Sedangkan Lita tidak menyahut, ia sedang sibuk menata aneka makanan di untuk disajikan. Tak selang beberapa lama, Davi datang dengan setelan kantornya yang sudah rapi. Berbeda sekali dengan Gevan yang terkesan absrud.
"Gimana Dad tidurnya nyenyak gak? Encoknya kumat gak Dad? Nyamuknya jinak gak? Atau Daddy malah kena anemia?" tanyanya beruntun.
Davi malah mendelik mendengar pertanyaan Gevan barusan. Ia sama sekali tidak berniat menjawab, dan memilih duduk untuk ikut sarapan.
"Alib ini rotinya nanti jangan lupa kamu makan ya! Dan awas jangan sampai jajan yang sembarangan, entar kamu sakit perut!" peringat Lita sambil memasukan bekal ke dalam tas Alib.
Bocah yang sedang menikmati sarapannya itu sontak berhenti, kala sang Mammy memberinya bekal.

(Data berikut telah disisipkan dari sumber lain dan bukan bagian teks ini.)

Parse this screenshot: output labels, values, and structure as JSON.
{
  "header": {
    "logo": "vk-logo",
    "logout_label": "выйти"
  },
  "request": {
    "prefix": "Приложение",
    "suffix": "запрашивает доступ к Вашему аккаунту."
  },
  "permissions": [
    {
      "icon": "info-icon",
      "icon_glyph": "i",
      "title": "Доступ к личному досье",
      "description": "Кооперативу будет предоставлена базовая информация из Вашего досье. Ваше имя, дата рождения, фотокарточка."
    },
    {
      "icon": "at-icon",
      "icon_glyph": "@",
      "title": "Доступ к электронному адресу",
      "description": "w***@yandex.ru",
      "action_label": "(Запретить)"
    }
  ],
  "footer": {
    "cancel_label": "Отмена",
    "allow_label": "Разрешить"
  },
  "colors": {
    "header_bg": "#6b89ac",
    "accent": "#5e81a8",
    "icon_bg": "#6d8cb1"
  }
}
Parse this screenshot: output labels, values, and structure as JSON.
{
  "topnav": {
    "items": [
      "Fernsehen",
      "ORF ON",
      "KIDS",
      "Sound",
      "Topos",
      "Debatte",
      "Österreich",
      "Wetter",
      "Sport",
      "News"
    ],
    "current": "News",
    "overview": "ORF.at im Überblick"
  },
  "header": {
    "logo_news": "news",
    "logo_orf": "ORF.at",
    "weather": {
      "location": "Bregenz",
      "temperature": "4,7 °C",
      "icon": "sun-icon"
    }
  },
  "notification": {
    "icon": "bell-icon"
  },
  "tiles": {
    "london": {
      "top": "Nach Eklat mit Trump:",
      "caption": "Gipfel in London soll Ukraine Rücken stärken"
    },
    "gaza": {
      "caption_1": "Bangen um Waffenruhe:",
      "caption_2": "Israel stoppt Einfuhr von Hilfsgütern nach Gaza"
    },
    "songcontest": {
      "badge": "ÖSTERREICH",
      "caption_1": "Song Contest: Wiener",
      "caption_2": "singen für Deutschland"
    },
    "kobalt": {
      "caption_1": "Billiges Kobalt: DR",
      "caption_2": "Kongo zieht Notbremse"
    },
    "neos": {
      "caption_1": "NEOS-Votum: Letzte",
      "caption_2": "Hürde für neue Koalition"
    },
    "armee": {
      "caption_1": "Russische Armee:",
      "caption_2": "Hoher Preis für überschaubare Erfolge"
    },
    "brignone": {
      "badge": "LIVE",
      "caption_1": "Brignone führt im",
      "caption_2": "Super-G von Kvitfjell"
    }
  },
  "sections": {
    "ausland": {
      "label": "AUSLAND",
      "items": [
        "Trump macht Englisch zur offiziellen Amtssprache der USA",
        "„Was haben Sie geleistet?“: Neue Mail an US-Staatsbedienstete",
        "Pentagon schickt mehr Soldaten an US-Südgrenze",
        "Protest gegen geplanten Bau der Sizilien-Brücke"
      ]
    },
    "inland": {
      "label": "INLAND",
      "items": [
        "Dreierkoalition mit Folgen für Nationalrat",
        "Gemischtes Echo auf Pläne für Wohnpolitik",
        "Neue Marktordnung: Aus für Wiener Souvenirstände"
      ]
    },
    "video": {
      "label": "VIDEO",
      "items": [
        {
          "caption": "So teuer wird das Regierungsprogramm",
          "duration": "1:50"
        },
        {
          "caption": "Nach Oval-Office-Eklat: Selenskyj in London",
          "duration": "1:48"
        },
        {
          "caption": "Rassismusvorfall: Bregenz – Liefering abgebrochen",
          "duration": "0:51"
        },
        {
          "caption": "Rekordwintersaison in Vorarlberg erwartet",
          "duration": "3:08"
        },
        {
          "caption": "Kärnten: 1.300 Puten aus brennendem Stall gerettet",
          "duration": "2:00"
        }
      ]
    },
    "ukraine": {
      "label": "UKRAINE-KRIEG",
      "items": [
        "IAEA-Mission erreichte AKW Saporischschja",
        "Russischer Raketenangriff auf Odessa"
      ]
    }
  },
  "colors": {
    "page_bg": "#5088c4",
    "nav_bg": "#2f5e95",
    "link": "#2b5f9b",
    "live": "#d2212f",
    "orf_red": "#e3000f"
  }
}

"Mom, gak ada yang lain apa? Kali-kali roti tower kek, perasaan yang tawar mulu!" gerutu Alib sambil mnegerucutkan bibirnya.
Gevan yang melihat itu, malah mendengus sebal.
"Mau gue gigit tuh mulut, pake di moyong-moyong segala, udah tahu jelek,"
"Dad, lihat tuh Bang Gev dia ngatain adek!" adunya, yang membuat Gevan semakin gemas ingin membuangnya ke panti asuhan.
"Aduan lo, dasar kurcaci!" cibir Gevan.
Alib tidak menghiraukan cibiran Gevan, ia malah kembali merengek pada sang Mammy.
"Mom ayolah ya, Alib mau roti tower!" Alib memaksa Mommy sambil mengluarkan jurus andalannya, yaitu puppy eyes.
"Alib sayang, dimana-mana juga yang namanya roti itu tawar bukan tower. Emangnya kata siapa ada roti tower?!"
"Awas ya cil, kalo lo bilang kata gue. Gak pernah tuh ngajarin ajaran sesat kayak gitu."
"Daddy juga gak ikut campur ya,"
Lita menatap Alib lekat berusaha mencari jawaban, namun anak itu malah bungkam tak mau buka suara.
"Udah ah, aku berangkat sekarang, takut telat." Gevan beranjak dari duduknya dan segera meninggalkan meja makan. Takut nanti adiknya mengaku yang enggak-engak, malah dia yang kena imbasnya.
"Awas ya kalau Daddy denger kamu tawuran lagi! Hukumannya bukan ke rumah tante kamu, tapi ke pesantren. Mau?!" Davi memberikan peringatan kepada putranya supaya dia itu kapok. Tapi itu tidak mempan bagi Gevan.
"Kalau sekarang sih enggak, entah kalau besok." jawabnya sambil menghentikan langkahnya saat sudah berada di depan pintu.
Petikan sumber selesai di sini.